Scientific classification
- Kingdom: Plantae
- Clade: Tracheophytes
- Clade: Angiosperms
- Clade: Eudicots
- Clade: Rosids
- Order: Fagales
- Family: Fagaceae
- Genus: Quercus
- Section: Quercus sect. Lobatae
- Species: Q. × morehus
- Binomial name: Quercus × morehus Kellogg
- Synonyms: Quercus ×moreha Trel.

= Quercus × morehus =

- Genus: Quercus
- Species: × morehus
- Authority: Kellogg
- Synonyms: Quercus ×moreha

Hybrid species of oak tree

Quercus × morehus, Abram's oak in Kellogg's original description (later called oracle oak by Jepson), is a named hybrid between the red oaks Quercus kelloggii (California black oak) and Quercus wislizeni (interior live oak). Originally published as the unique species Quercus morehus by Kellogg rather than as the hybrid it is called today this tree is found in the US states of California and possibly southern Oregon, usually where the territories of the purported parents overlap.
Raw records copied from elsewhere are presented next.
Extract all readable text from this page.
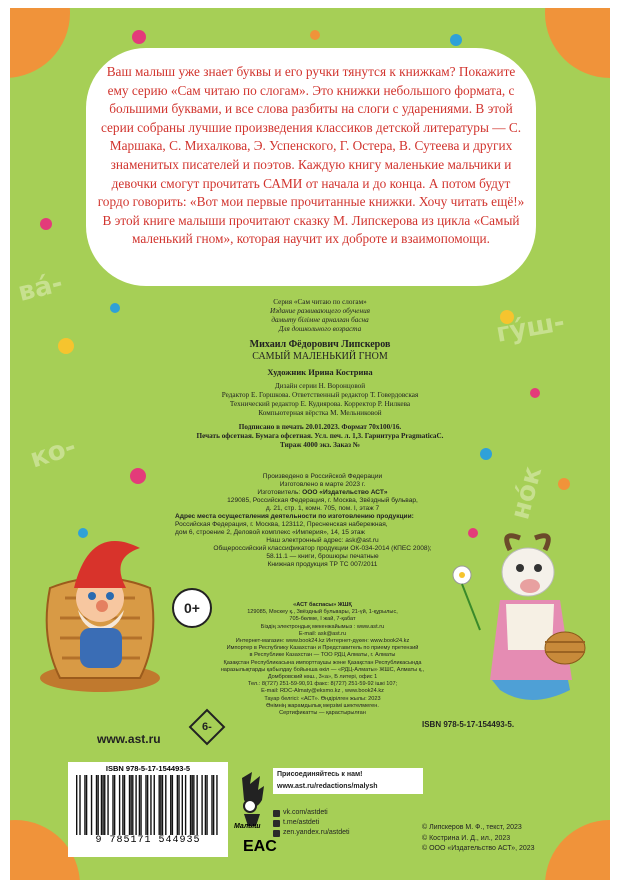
ва́-
гу́ш-
ко-
но́к

Ваш малыш уже знает буквы и его ручки тянутся к книжкам? Покажите ему серию «Сам читаю по слогам». Это книжки небольшого формата, с большими буквами, и все слова разбиты на слоги с ударениями. В этой серии собраны лучшие произведения классиков детской литературы — С. Маршака, С. Михалкова, Э. Успенского, Г. Остера, В. Сутеева и других знаменитых писателей и поэтов. Каждую книгу маленькие мальчики и девочки смогут прочитать САМИ от начала и до конца. А потом будут гордо говорить: «Вот мои первые прочитанные книжки. Хочу читать ещё!» В этой книге малыши прочитают сказку М. Липскерова из цикла «Самый маленький гном», которая научит их доброте и взаимопомощи.

Серия «Сам читаю по слогам»
Издание развивающего обучения
дамыту білімне арналған басна
Для дошкольного возраста
Михаил Фёдорович Липскеров
САМЫЙ МАЛЕНЬКИЙ ГНОМ
Художник Ирина Кострина
Дизайн серии Н. Воронцовой
Редактор Е. Горшкова. Ответственный редактор Т. Говердовская
Технический редактор Е. Кудиярова. Корректор Р. Нилкева
Компьютерная вёрстка М. Мельниковой
Подписано в печать 20.01.2023. Формат 70х100/16.
Печать офсетная. Бумага офсетная. Усл. печ. л. 1,3. Гарнитура PragmaticaC.
Тираж 4000 экз. Заказ №
Произведено в Российской Федерации
Изготовлено в марте 2023 г.
Изготовитель: ООО «Издательство АСТ»
129085, Российская Федерация, г. Москва, Звёздный бульвар,
д. 21, стр. 1, комн. 705, пом. I, этаж 7
Адрес места осуществления деятельности по изготовлению продукции:
Российская Федерация, г. Москва, 123112, Пресненская набережная,
дом 6, строение 2, Деловой комплекс «Империя», 14, 15 этаж
Наш электронный адрес: ask@ast.ru
Общероссийский классификатор продукции ОК-034-2014 (КПЕС 2008);
58.11.1 — книги, брошюры печатные
Книжная продукция ТР ТС 007/2011
0+	«АСТ баспасы» ЖШҚ
129085, Мәскеу қ., Звёздный бульвары, 21-үй, 1-құрылыс,
705-бөлме, I жай, 7-қабат
Біздің электрондық мекенжайымыз : www.ast.ru
E-mail: ask@ast.ru
Интернет-магазин: www.book24.kz Интернет-дүкен: www.book24.kz
Импортер в Республику Казахстан и Представитель по приему претензий
в Республике Казахстан — ТОО РДЦ Алматы, г. Алматы
Қазақстан Республикасына импорттаушы және Қазақстан Республикасында
наразылықтарды қабылдау бойынша өкіл — «РДЦ-Алматы» ЖШС, Алматы қ.,
Домбровский көш., 3«а», Б литері, офис 1
Тел.: 8(727) 251-59-90,91 факс: 8(727) 251-59-92 ішкі 107;
E-mail: RDC-Almaty@eksmo.kz , www.book24.kz
Тауар белгісі: «АСТ». Өндірілген жылы: 2023
Өнімнің жарамдылық мерзімі шектелмеген.
Сертификатты — қарастырылған
6-
www.ast.ru
ISBN 978-5-17-154493-5.
ISBN 978-5-17-154493-5
9 785171 544935
Малыш
EAC
Присоединяйтесь к нам!
www.ast.ru/redactions/malysh
vk.com/astdeti
t.me/astdeti
zen.yandex.ru/astdeti
© Липскеров М. Ф., текст, 2023
© Кострина И. Д., ил., 2023
© ООО «Издательство АСТ», 2023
Because the name Q. × morehus was adopted before 1980, while Q. wislizeni and Quercus parvula were still considered conspecific it is often applied not only to trees appearing intermediate in form between Q. kelloggii and Q. wislizeni but also to those that could be Q. kelloggii × Q. parvula. Pending formal description, the name Q. × ‘wootteni’ (Wootten's oak) has been proposed for the California black oak (Q. kelloggii) × Shreve oak (Q. parvula var. shrevei) hybrid.

Quercus × morehus is a hybrid between a deciduous oak and an evergreen oak. Leaves are generally deciduous or partially deciduous and intermediate in form between Q. kelloggii and Q. wislizeni.